I’ve been reading Ken Lodge’s new book sporadically in my lunchtimes (A Critical Introduction to Phonetics). It’s not exactly what I expected it would be like, but gives plenty of useful insights. For any phon-people reading, Lodge has two articles on thorny subjects which are extremely interesting and provocative – ‘Some handy notes on phonology’ in the Journal of Linguistics (1997), and ‘Timing, segmental status, and aspiration in Icelandic’ in Transactions of the Philological Society, 2007.
Anyway, here’s one of the by-the-way comments in his Critical Introduction:
“There is a strange tendency among British radio and television newsreaders and reporters who, of course, are reading out their texts, to stress the final syllable of a sentence or clause, irrespective of its structure (and meaning). … For example, I once heard an item about a threatened petrol crisis in East Anglia, which was soon going ‘to hit the [fɔ ˈkɔts]’. This can only be understood as four courts, which, of course, is nonsense in this context; forecourts can only be [ˈfɔkɔts] …” (p118)

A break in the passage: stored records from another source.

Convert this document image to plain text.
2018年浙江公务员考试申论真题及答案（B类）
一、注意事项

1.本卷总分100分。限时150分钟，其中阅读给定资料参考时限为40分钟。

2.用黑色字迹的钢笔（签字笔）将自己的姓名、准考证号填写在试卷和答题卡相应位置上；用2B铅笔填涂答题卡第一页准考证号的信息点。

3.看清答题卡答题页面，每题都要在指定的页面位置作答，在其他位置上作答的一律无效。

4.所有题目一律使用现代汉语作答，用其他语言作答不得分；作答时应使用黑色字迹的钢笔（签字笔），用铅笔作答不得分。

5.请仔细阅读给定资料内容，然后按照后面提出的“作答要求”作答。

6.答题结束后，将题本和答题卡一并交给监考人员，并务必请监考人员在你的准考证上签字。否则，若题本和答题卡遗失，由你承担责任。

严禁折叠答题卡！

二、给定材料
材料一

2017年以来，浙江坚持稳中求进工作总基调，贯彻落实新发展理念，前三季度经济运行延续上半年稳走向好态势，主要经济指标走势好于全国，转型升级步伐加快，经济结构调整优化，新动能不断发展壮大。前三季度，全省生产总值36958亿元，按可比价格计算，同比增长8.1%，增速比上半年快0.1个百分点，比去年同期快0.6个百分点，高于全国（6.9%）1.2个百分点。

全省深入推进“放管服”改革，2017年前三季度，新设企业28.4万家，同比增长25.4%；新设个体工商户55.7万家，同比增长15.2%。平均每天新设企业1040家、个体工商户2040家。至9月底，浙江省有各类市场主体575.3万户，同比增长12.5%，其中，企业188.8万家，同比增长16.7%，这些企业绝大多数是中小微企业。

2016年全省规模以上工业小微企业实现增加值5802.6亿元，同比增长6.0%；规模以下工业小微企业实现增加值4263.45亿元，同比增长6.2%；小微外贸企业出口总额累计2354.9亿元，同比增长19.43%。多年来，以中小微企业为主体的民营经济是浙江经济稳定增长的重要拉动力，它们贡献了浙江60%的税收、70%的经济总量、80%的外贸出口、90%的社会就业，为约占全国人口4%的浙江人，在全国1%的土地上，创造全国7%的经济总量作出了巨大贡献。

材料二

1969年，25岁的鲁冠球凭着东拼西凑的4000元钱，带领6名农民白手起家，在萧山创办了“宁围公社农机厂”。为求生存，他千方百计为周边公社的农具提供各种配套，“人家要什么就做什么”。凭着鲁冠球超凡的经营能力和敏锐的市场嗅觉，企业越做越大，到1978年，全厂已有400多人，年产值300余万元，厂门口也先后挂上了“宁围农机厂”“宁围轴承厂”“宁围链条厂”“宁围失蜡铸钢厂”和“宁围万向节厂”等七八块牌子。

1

This isn’t something that’s ever particularly struck me (but maybe I’m listening to the wrong things). But there was one distinctly odd time when the travel report said that there were delays and closures on some road in England, due to “a lorry with a shedload.” I fully processed the thought, “a shedload of what?” before realising it must have actually been a lorry with a shed load.